Leon Ullrich et Charly Hübner
On retrouve dans Le héros de Berlin tout ce qui contribuait à la magie de Good Bye, Lenin ! : cette idée du mensonge qui rend la réalité plus belle, mais devient fatalement un piège. Au-delà des exploits glorieux qu’on lui prête, par son activité professionnelle, son personnage principal vend du rêve à d’incurables nostalgiques et à des cinéphiles. Sa fonction consiste donc en quelque sorte à entretenir la mémoire, face aux assauts du progrès et à une surenchère technologique effrénée. Avec cette menace que représentent les médias numériques et les réseaux sociaux (sans même mentionner l’irruption de l’intelligence artificielle intervenue entre-temps) par leur propension à repousser les limites de la liberté et à remodeler notre rapport à la réalité. Le film décrit avec un réalisme troublant cet emballement devenu une spirale qui ne cessera que pour être remplacé par un autre. Qu’importe dès lors qu’il s’agisse de fausses nouvelles, l’intérêt repose sur l’emballement médiatique qu’elles suscitent et qui va remonter ici jusqu’aux plus hautes sphères du pouvoir dans un élan de pur opportunisme politique.
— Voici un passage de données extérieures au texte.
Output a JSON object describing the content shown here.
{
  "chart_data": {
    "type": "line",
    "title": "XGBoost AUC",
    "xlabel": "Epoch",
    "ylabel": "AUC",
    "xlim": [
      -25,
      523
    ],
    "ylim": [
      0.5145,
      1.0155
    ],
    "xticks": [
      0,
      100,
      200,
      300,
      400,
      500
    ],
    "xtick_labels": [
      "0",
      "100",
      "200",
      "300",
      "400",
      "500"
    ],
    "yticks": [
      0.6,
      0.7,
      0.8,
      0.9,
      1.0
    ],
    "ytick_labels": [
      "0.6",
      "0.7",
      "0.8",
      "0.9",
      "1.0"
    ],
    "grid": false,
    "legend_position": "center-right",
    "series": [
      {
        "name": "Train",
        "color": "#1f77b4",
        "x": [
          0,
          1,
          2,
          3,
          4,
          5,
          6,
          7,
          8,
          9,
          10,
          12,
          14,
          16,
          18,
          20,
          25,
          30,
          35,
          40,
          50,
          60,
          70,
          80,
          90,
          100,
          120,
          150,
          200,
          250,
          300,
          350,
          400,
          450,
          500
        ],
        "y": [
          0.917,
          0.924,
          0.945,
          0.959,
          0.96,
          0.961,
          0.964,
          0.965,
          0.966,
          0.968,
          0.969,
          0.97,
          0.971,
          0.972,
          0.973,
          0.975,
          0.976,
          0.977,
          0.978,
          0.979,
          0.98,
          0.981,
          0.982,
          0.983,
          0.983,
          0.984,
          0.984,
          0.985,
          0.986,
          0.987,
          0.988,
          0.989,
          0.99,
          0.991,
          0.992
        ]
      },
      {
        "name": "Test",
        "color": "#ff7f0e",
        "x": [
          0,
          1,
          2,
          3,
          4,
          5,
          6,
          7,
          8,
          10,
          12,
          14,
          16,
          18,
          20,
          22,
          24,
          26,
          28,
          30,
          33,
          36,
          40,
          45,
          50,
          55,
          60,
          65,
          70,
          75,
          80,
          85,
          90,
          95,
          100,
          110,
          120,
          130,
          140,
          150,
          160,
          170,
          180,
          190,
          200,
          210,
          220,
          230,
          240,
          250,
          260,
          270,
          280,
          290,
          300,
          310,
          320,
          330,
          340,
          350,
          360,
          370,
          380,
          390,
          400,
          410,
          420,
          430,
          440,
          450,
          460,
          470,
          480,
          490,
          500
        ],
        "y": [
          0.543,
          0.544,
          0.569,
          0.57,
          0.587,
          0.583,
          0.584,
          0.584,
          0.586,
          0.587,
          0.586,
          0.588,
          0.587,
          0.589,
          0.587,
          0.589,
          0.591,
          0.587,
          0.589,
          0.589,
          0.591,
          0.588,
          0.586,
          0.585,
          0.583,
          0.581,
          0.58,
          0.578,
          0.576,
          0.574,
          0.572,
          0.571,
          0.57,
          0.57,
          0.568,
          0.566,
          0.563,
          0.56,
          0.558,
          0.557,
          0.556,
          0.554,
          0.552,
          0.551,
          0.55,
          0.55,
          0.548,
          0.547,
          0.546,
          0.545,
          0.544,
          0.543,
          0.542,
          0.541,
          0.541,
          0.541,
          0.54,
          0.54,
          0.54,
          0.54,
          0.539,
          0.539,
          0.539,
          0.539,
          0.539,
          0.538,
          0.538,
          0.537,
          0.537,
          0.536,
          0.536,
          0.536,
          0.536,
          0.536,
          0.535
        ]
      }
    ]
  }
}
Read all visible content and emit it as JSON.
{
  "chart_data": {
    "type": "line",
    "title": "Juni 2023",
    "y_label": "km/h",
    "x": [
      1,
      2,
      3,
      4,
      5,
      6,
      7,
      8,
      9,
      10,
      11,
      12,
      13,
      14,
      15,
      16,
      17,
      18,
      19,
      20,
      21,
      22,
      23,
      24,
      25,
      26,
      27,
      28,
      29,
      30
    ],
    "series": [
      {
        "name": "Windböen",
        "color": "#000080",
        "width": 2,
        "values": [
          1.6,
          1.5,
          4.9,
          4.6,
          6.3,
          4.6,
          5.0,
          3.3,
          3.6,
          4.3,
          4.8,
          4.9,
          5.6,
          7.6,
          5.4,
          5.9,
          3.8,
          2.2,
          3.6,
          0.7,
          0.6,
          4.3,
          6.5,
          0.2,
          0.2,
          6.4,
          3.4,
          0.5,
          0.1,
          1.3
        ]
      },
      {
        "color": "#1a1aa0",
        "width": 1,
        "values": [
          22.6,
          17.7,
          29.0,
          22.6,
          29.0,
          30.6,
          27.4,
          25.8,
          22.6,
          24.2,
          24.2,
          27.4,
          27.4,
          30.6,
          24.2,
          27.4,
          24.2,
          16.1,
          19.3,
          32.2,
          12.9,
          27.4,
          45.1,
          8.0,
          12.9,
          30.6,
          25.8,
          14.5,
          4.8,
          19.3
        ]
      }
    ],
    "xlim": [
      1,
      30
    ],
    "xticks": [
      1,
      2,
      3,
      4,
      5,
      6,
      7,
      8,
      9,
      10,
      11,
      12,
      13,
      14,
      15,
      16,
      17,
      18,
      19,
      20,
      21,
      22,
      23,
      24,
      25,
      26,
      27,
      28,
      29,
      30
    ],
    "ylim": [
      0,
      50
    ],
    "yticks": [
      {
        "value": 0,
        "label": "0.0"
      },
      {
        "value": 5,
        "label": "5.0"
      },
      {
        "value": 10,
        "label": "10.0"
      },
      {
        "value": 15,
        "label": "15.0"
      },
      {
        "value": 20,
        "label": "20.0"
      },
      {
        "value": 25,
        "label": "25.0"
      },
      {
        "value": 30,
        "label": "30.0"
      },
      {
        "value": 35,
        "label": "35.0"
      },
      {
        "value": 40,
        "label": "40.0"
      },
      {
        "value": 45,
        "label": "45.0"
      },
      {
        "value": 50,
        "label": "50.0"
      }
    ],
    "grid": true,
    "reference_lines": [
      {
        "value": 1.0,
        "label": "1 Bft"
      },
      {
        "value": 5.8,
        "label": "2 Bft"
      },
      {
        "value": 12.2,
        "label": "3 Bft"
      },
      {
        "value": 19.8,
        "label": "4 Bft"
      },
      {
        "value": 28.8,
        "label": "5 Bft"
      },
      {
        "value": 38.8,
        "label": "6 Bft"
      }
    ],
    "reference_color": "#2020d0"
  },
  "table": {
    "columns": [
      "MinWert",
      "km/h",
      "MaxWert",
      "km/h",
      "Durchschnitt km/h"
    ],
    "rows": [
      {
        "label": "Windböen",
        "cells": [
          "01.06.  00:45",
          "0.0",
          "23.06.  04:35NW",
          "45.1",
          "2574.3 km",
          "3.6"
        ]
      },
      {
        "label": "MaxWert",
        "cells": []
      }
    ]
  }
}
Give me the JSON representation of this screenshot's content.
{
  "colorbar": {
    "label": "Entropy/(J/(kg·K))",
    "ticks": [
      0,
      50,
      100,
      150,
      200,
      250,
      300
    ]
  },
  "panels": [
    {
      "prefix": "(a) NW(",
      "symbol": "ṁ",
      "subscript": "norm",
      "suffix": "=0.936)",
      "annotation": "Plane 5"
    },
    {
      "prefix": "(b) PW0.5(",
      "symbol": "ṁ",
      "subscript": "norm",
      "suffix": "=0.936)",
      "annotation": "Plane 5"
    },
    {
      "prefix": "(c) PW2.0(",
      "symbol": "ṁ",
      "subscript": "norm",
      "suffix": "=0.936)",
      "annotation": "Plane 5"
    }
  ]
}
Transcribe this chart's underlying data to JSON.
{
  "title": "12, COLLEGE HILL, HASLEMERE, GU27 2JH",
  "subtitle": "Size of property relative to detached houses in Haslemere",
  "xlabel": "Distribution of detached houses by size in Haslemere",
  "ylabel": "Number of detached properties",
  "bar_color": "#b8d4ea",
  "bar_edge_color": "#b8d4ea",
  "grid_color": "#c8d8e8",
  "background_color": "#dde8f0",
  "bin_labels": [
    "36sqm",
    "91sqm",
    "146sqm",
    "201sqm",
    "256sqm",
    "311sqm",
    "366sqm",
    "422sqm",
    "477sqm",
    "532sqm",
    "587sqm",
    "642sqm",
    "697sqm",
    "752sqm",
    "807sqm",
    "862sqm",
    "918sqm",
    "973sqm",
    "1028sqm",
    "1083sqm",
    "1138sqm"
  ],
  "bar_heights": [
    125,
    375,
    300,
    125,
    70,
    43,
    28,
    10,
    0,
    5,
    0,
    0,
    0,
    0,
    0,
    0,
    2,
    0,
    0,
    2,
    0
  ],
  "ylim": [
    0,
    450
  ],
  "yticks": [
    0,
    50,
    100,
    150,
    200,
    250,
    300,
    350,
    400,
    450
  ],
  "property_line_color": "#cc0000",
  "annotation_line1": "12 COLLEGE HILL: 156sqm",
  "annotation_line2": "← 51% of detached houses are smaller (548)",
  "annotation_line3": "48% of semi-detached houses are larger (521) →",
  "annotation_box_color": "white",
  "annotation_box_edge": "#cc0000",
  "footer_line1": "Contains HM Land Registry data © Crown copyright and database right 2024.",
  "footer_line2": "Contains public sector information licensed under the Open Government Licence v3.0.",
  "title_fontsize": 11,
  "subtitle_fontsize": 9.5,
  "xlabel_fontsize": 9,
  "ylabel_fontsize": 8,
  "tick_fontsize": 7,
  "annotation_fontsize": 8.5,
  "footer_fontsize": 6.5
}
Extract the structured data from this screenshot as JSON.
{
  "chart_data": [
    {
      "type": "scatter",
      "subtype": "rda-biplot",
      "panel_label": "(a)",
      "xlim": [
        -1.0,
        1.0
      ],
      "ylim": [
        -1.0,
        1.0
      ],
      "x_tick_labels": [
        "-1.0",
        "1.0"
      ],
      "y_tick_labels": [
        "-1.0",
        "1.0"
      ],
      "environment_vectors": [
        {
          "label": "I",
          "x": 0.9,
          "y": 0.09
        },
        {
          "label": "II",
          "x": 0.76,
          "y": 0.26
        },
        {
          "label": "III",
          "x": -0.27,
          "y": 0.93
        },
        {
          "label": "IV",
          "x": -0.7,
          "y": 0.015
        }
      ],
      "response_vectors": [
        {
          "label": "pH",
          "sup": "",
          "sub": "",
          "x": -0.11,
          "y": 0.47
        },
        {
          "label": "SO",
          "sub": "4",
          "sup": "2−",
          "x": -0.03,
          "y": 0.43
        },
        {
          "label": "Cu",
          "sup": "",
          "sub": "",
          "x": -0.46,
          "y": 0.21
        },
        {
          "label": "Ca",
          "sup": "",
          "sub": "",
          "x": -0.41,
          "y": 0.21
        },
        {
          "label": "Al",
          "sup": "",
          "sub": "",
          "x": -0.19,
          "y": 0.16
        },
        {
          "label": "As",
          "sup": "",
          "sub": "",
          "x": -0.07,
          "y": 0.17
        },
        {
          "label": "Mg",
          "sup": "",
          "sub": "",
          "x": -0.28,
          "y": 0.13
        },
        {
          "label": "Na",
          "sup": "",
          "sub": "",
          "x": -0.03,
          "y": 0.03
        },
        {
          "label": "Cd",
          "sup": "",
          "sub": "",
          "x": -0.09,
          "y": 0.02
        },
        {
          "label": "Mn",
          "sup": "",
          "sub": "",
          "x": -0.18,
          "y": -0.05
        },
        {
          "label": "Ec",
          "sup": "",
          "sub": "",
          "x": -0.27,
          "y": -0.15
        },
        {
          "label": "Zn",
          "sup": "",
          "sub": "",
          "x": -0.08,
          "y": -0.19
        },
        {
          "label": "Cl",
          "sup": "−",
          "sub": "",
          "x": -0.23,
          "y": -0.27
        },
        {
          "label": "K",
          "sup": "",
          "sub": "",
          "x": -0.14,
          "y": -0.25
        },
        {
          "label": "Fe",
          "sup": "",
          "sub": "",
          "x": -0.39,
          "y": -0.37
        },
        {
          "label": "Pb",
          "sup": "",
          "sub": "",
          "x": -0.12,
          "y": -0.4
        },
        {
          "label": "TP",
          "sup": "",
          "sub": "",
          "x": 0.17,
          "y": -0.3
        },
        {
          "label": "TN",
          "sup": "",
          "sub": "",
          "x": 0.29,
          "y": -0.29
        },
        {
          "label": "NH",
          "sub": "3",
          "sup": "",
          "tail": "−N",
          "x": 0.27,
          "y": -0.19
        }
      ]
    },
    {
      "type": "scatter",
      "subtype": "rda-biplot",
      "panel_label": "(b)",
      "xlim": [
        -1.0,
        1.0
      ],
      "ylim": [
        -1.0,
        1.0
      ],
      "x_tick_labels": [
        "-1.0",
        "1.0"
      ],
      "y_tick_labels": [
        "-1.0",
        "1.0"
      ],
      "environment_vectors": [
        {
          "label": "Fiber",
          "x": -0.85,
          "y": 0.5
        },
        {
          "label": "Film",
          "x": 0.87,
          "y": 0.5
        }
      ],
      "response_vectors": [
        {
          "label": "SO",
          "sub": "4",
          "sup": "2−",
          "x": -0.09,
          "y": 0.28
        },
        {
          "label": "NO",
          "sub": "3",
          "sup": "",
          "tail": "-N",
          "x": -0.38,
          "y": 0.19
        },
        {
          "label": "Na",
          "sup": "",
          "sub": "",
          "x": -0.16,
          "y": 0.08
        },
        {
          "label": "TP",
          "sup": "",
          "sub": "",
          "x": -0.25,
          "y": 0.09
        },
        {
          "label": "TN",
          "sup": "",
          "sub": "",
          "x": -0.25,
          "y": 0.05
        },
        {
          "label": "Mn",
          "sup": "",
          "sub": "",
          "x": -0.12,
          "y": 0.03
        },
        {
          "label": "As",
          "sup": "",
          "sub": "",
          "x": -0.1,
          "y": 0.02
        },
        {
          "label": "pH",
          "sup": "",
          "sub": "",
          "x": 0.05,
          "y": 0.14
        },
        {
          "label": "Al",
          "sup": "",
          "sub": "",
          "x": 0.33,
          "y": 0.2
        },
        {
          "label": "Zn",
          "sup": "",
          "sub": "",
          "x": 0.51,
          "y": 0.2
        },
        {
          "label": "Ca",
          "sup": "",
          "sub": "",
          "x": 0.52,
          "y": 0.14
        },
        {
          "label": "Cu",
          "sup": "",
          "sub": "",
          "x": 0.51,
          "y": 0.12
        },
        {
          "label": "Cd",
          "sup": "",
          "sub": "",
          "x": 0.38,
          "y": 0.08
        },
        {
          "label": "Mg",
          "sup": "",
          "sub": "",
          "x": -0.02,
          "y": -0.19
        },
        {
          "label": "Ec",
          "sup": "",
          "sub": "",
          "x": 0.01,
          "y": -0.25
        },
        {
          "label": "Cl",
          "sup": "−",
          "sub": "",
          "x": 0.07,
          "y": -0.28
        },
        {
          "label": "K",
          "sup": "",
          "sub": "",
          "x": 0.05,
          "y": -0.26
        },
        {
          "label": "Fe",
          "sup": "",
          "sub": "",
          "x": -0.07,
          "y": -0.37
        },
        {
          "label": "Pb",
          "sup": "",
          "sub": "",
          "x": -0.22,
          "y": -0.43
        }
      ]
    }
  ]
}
L’incarnation de ce Héros de Berlin par Charly Hübner constitue une indéniable valeur ajoutée, tant l’homme ne semble pas préparé à endosser la fonction qui lui est attribuée. Autour de lui, le cinéaste a convié des interprètes de la qualité de Christiane Paul, Leonie Benesch, Jürgen Vogel et Daniel Brühl qu’il a pour la plupart naguère contribué à révéler, mais aussi l’ex-championne de patinage artistique Katarina Witt. Leur présence plus ou moins importante confère au film l’aura d’une réunion de famille autour d’une blessure nationale dont Wolfgang Becker restera à jamais un ambassadeur émérite.